Abstract
Introduction
Hemophilia A and B, which are characterized by the deficiency of blood clotting factors VIII and IX, progress with bleeding and related complications. In our study, we aimed to investigate the emotional state and appearance anxiety of these patients and the emotional state of their spouses who are responsible for their care.
Materyal method
We included 44 adult patients (age 18–57) with severe hemophilia A or B and 28 spouses. Psychological assessments were performed using the Beck Depression Inventory (BDI), Social Appearance Anxiety Scale (SAAS), and Oxford Happiness Questionnaire (OHQ). Cutoff values were applied: BDI >20 indicates depression; SAAS higher scores reflect greater anxiety; OHQ scores >140 indicate high happiness, 100–139 moderate, and <100 low happiness. Correlation analyses between annual bleeding frequency and psychological outcomes were conducted using Spearman’s rho.
Results
Patients had a mean BDI score of 23.7 (depression range), mean SAAS score of 42, and spouses had a mean BDI score of 21.6 (depression range) with OHQ mean of 120 (moderate happiness). Annual bleeding frequency was positively correlated with patient BDI (r=0.662, p<0.001) and SAAS (r=0.480, p=0.001), and negatively correlated with spouse OHQ (r=-0.435, p=0.018).
Discussion
Bleeding complications significantly affect patients’ emotional state and appearance anxiety, and in our cohort appearance anxiety was negatively correlated with age; however, subgroup analyses were not performed. Spouses also experience reduced happiness. These findings highlight hemophilia as a family-wide burden requiring integrated psychosocial support. Future longitudinal and interventional studies are needed to confirm these findings and guide comprehensive care models.
Introduction
Hemophilia A and B, resulting from deficiencies in coagulation factors VIII and IX, affect approximately 1 in 5,000 and 1 in 30,000 live births, respectively. 1 Musculoskeletal bleeding, particularly into joints, remains the predominant clinical manifestation and a major driver of long-term morbidity. Despite substantial therapeutic advances that have extended life expectancy to near-normal levels, the persistent burden of bleeding-related complications continues to compromise patients’ functional capacity and overall quality of life.2,3
Adults living with hemophilia continue to experience persistent functional limitations and perceived risks inherent to their chronic condition. The current standard of care—prophylactic or therapeutic replacement of factor VIII or IX—has markedly improved clinical outcomes, yet substantial challenges remain 4 . Patients frequently confront financial strain, emotional distress, physical disability, and social disruption. From early childhood onward, hemophilia exerts a pervasive influence on family dynamics, peer interactions, psychological development, and behavioral adjustment. Importantly, unless systematically addressed, these psychosocial dimensions are often neglected within routine clinical management.3-5
Enhancing quality of life in hemophilia necessitates a dual focus on physical health and psychological well-being. Consistent evidence indicates that individuals with hemophilia report significantly lower quality of life compared to the general population.6,7 Developmental transitions during puberty further shape autonomy, sexual relationships, and personality formation, amplifying vulnerability to psychosocial stressors.
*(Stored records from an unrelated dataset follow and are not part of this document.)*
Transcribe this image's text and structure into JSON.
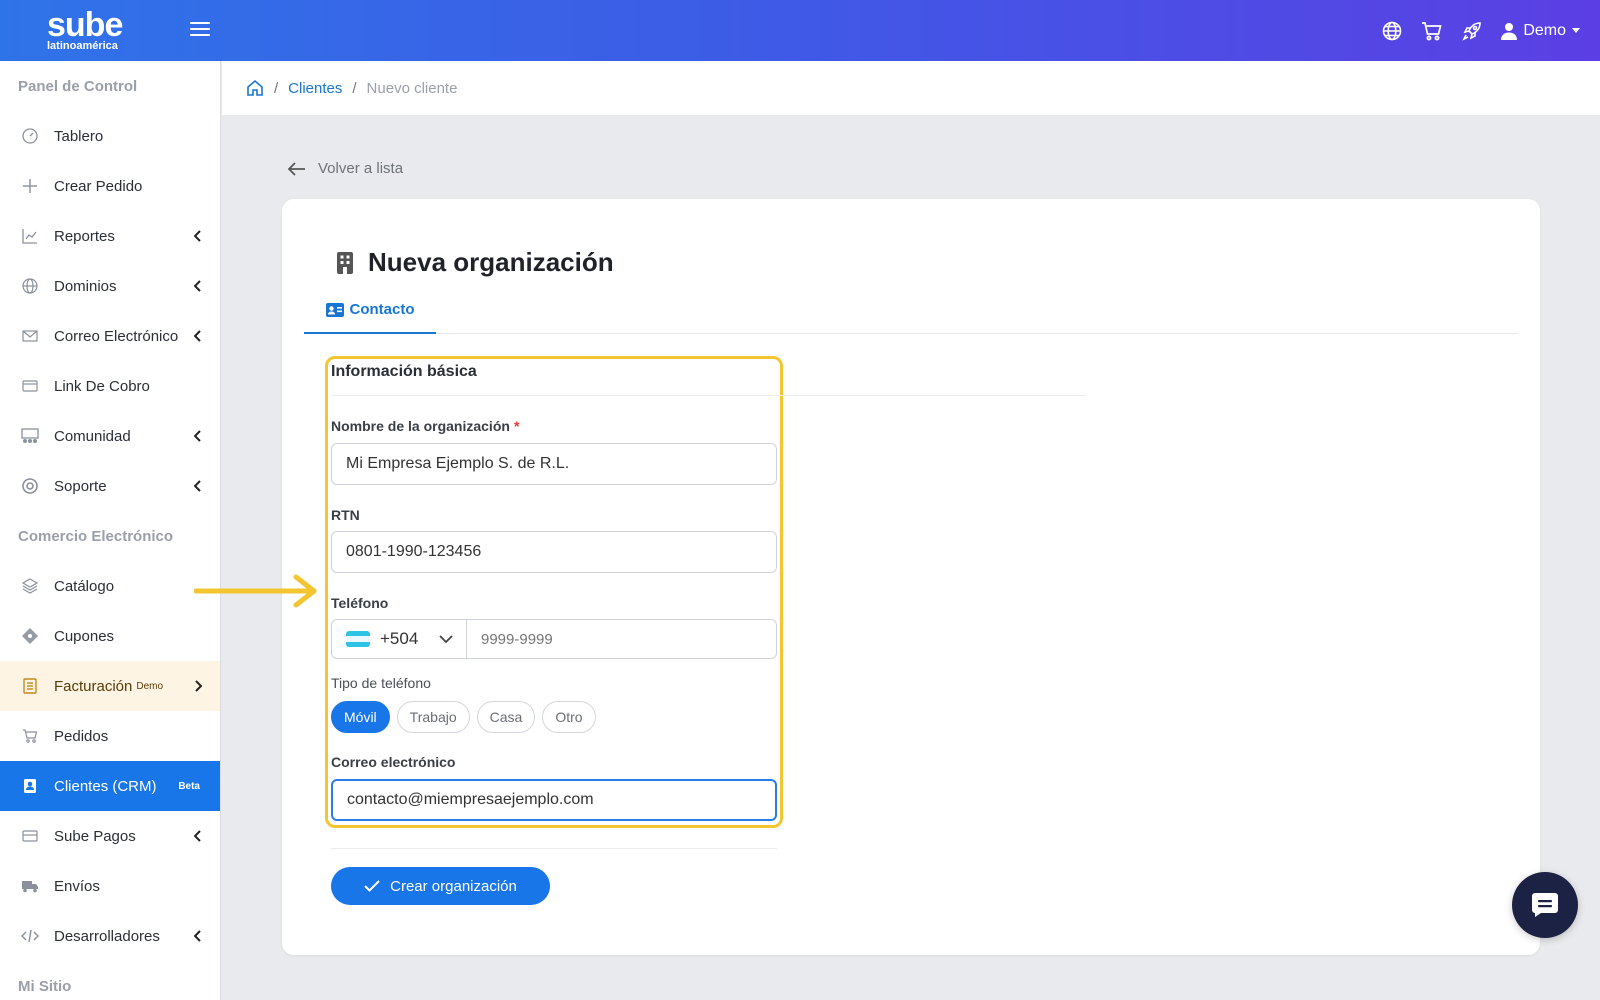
{
  "header": {
    "logo_brand": "sube",
    "logo_sub": "latinoamérica",
    "user_label": "Demo"
  },
  "sidebar": {
    "sections": [
      "Panel de Control",
      "Comercio Electrónico",
      "Mi Sitio"
    ],
    "items": [
      {
        "label": "Tablero",
        "icon": "dashboard-icon"
      },
      {
        "label": "Crear Pedido",
        "icon": "plus-icon"
      },
      {
        "label": "Reportes",
        "icon": "chart-icon"
      },
      {
        "label": "Dominios",
        "icon": "globe-icon"
      },
      {
        "label": "Correo Electrónico",
        "icon": "mail-icon"
      },
      {
        "label": "Link De Cobro",
        "icon": "card-icon"
      },
      {
        "label": "Comunidad",
        "icon": "community-icon"
      },
      {
        "label": "Soporte",
        "icon": "support-icon"
      },
      {
        "label": "Catálogo",
        "icon": "layers-icon"
      },
      {
        "label": "Cupones",
        "icon": "ticket-icon"
      },
      {
        "label": "Facturación",
        "icon": "invoice-icon",
        "sup": "Demo"
      },
      {
        "label": "Pedidos",
        "icon": "cart-icon"
      },
      {
        "label": "Clientes (CRM)",
        "icon": "contacts-icon",
        "badge": "Beta"
      },
      {
        "label": "Sube Pagos",
        "icon": "wallet-icon"
      },
      {
        "label": "Envíos",
        "icon": "truck-icon"
      },
      {
        "label": "Desarrolladores",
        "icon": "code-icon"
      }
    ]
  },
  "breadcrumb": {
    "link": "Clientes",
    "current": "Nuevo cliente"
  },
  "back_label": "Volver a lista",
  "card": {
    "title": "Nueva organización",
    "tab": "Contacto"
  },
  "form": {
    "section_title": "Información básica",
    "org_name_label": "Nombre de la organización",
    "org_name_value": "Mi Empresa Ejemplo S. de R.L.",
    "rtn_label": "RTN",
    "rtn_value": "0801-1990-123456",
    "phone_label": "Teléfono",
    "country_code": "+504",
    "phone_placeholder": "9999-9999",
    "phone_type_label": "Tipo de teléfono",
    "phone_types": [
      "Móvil",
      "Trabajo",
      "Casa",
      "Otro"
    ],
    "email_label": "Correo electrónico",
    "email_value": "contacto@miempresaejemplo.com",
    "submit_label": "Crear organización"
  },
  "colors": {
    "primary": "#1976e8",
    "highlight_frame": "#f2c531",
    "annotation_arrow": "#f2c531"
  }
}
Concerns regarding body image and physical appearance, particularly in youth, may predispose patients with deformities to psychosomatic disorders, diminished self-esteem, academic challenges, depression, and heightened anxiety.8-10 Pain, a central clinical manifestation of bleeding disorders, demonstrates strong associations with depression, anxiety, and reduced health-related quality of life. Patients experiencing recurrent pain frequently report impaired physical functioning, elevated psychological distress, and weakened social connectedness.10,11 Moreover, anxiety and depression have been linked to increased hospitalization rates among individuals with hemophilia. 12
In adulthood, caregiving responsibilities are frequently assumed by partners, who themselves face considerable social pressures and heightened anxiety stemming from the demands of continuous care and recurrent hospitalizations.13,14 Although the association between hemophilia and depression has been extensively documented, investigations into social appearance anxiety among adult patients remain scarce. Existing research has predominantly focused on adolescents, leaving a critical gap in understanding the psychosocial burden in adult populations. Moreover, the emotional well-being and happiness of partners providing care for adult patients with hemophilia have not been systematically examined alongside patient outcomes. Accordingly, the present study seeks to evaluate depression, social appearance anxiety, and happiness in adult patients with hemophilia and their partners, and to analyze their relationship with bleeding episodes and related complications.
Materials and Methods
Subjects
This cross-sectional study was conducted between November 1, 2023, and February 1, 2024. A total of 44 adult patients with severe hemophilia A or B (factor activity <1%), aged 18–57 years, were consecutively enrolled from tertiary care centers. In addition, 28 spouses of patients who consented to participate were included. Spouses were included only if they were the partners of enrolled patients and consented to participate. Patients without a spouse or whose spouse did not agree to participate were excluded from the spouse cohort. The flow of patient and spouse inclusion is summarized in Figure 1, which depicts the parallel assessment and exclusion processes. All assessments were performed individually in standardized, private settings to ensure confidentiality and adequate time. Exclusion criteria comprised a history of psychiatric disorders, comorbidities, or medication use that could predispose to bleeding. Ethical approval was obtained from XXX University Clinical Research Ethics Committee (decision no: HRÜ/23.10.02), and all procedures complied with the Declaration of Helsinki. Flowchart of Patient and Spouse Inclusion Process - Flow diagram depicting participant inclusion. Of 69 individuals initially screened, 49 were diagnosed with severe hemophilia (factor activity <1%). Following exclusions, 44 patients and 28 spouses were assessed under standardized conditions
Measures
Psychological assessments were administered by a trained psychologist. Patients completed the Beck Depression Inventory (BDI) and the Social Appearance Anxiety Scale (SAAS), while spouses completed the Oxford Happiness Questionnaire (OHQ) and the BDI.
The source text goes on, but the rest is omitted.